15 Ce qui semble être une « bonne démarche » réflexive, au-delà du sérieux que chacun lui reconnaît, doit néanmoins nous interroger sur son aspect normatif. En effet, la systématisation d’une pensée ordonnée guidant la relation à autrui doit interroger sur la prise en compte de l’implication subjective des étudiants et des professionnels dans ce travail de mise en projet. Les objectifs poursuivis, quant aux finalités de l’action, ne sont envisagés que sous l’aspect des bons moyens mis en œuvre et des bonnes méthodes postulées comme aboutissant inéluctablement aux meilleurs résultats possibles. D’ailleurs, n’y a-t-il pas une insistance auprès des étudiants pour qu’ils formalisent et explicitent des objectifs opérationnels pour la mise en place des projets ? Ce qui guide, c’est donc la mise en place d’un projet efficace et efficient mais au détriment de la capacité à évaluer leur implication subjective.
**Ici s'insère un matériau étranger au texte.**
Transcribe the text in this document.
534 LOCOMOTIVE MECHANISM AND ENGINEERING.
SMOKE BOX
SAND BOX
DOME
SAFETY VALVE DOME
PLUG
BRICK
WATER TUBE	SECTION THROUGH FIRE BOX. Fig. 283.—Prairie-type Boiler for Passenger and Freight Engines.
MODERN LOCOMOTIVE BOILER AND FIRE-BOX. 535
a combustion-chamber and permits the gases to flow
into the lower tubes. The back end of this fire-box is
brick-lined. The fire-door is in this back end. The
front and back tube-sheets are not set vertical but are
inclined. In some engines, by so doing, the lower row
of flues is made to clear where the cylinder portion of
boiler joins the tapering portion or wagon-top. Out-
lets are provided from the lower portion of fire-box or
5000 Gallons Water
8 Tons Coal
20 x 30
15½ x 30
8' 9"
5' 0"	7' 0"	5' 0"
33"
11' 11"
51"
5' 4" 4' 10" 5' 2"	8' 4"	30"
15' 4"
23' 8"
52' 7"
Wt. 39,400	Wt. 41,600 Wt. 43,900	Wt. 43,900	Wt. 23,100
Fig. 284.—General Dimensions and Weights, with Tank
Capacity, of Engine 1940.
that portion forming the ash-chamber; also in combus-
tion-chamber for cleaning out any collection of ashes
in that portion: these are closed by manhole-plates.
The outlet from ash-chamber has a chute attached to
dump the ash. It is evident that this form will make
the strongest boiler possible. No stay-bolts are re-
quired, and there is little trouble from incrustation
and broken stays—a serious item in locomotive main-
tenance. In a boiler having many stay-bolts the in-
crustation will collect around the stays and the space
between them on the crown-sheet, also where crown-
D’une certaine manière, la méthodologie de projet tendrait à neutraliser cette relation intersubjective.

16 La conduite de projet qui s’inscrit dans une méthodologie ne se limite pas au champ de la formation, ce qui ne représenterait que peu d’intérêt pour les étudiants. Cette approche séquencée des phénomènes éducatifs est présente dans l’ensemble des champs d’action. Le dispositif du Développement social local (DSL), par exemple, s’inscrit étroitement dans une démarche méthodologique dont les différentes « étapes » sont la contextualisation, la problématisation, le projet stratégique, l’évaluation, etc. Plus généralement, concernant l’ensemble des Établissements et services sociaux et médicosociaux (ESSMS), les différents projets (projet personnalisé, projet de séjour, etc.) suivent cette démarche. Mais nous pensons surtout aux évaluations devenues obligations légales depuis la loi n° 2000-2 du 2 janvier 2002. Nous reviendrons sur ce point ultérieurement.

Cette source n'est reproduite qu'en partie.